Companies interested in participating in the audit program should conduct a thorough review – with legal counsel – of the language contained in the agreement and CAFO documents.  Although we at Elm are not lawyers and do not dispense legal advice, these documents do not appear to provide protection against fines and penalties.

EPA Messes With Texas

The Associated Press says that EPA will prevent the Texas Commission on Environmental Quality (TCEQ) from issuing an air emissions permit for the Flint Hills (Koch Industries) Refinery in Corpus Christi.  The permit will be issued directly by EPA and is likely to contain substantive differences from the permit proposed by TCEQ.

Further, by June 30 EPA will invalidate 39 more air emissions permits affecting 140 plants in Texas as a result of a dispute between EPA Region 6 and the TCEQ.

Al Armendariz, [EPA Region 6 Administrator] said the EPA will issue its own permit for the independently owned Flint Hills Corpus Christi East Refinery, and in the coming days begin to do the same for 39 other plants, including facilities owned by Exxon Mobil Corp., Chevron Corp., ConocoPhillips and Dow Chemical Co.
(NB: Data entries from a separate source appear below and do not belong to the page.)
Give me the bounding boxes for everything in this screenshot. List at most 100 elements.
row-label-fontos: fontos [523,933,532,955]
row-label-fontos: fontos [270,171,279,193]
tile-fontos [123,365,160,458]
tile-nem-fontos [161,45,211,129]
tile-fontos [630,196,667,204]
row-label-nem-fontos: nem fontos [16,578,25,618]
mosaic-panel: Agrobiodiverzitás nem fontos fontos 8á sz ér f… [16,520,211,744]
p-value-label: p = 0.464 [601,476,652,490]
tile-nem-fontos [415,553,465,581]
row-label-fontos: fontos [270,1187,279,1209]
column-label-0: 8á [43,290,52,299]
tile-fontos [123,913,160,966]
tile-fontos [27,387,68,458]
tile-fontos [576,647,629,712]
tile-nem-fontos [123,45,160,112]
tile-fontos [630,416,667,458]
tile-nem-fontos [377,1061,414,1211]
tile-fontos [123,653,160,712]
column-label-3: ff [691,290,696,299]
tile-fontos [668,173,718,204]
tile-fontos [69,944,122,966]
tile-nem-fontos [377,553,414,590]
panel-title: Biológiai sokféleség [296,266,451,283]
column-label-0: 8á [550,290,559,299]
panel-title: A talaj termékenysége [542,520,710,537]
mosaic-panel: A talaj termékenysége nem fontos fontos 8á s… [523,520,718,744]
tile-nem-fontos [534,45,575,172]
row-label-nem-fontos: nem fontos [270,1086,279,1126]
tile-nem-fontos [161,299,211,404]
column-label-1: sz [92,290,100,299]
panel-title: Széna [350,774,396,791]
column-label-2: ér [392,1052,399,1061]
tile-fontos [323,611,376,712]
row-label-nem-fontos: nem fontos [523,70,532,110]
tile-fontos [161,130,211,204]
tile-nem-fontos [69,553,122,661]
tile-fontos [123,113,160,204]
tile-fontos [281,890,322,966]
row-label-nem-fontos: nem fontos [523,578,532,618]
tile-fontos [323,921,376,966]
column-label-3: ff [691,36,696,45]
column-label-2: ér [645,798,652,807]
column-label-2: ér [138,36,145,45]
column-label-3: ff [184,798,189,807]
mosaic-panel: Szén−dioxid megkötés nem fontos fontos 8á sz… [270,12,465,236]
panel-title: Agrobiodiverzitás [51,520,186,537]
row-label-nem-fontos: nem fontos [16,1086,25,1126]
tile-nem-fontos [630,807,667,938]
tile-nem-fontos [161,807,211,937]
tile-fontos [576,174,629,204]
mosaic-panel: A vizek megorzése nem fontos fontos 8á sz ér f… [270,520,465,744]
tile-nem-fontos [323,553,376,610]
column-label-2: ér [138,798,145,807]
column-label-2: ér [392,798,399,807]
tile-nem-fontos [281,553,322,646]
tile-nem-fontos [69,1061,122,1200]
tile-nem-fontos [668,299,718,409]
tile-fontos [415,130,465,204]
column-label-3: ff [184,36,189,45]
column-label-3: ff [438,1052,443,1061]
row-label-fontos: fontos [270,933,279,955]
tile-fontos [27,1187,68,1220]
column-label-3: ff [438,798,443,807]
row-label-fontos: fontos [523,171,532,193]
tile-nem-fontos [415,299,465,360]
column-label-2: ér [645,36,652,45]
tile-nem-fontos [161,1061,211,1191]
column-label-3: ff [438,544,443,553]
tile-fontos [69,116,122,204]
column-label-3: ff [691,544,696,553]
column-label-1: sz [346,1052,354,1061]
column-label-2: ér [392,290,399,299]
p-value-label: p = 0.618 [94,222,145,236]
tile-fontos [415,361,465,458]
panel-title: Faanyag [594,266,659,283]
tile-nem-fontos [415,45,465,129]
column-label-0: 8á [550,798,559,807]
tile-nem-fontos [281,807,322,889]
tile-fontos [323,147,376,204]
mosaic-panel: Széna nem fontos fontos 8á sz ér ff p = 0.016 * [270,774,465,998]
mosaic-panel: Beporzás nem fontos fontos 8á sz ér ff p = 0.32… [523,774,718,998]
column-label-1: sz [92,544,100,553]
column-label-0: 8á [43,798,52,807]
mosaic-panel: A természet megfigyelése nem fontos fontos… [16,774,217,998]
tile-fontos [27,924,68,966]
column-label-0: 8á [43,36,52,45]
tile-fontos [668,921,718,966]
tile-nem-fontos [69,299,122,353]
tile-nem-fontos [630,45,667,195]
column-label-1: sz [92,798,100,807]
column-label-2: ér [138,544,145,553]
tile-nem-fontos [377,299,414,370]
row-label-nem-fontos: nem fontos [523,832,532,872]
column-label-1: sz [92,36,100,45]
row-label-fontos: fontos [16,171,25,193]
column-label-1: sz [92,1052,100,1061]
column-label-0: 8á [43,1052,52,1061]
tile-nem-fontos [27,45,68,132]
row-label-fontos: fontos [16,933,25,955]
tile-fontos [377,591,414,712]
The EPA objected to 40 permits issued by Texas late last year, Armendariz said, partly because they included so-called “flexible permits” that the agency says allow the industry to emit more pollutants than allowed under the federal Clean Air Act. Texas created its flexible permit system in 1994, but it was never officially approved by the EPA.

AP further stated that

at least five years [may be needed] to unravel Texas’ rogue permitting process and learn how much air pollution is being spewed by the nation’s largest refineries.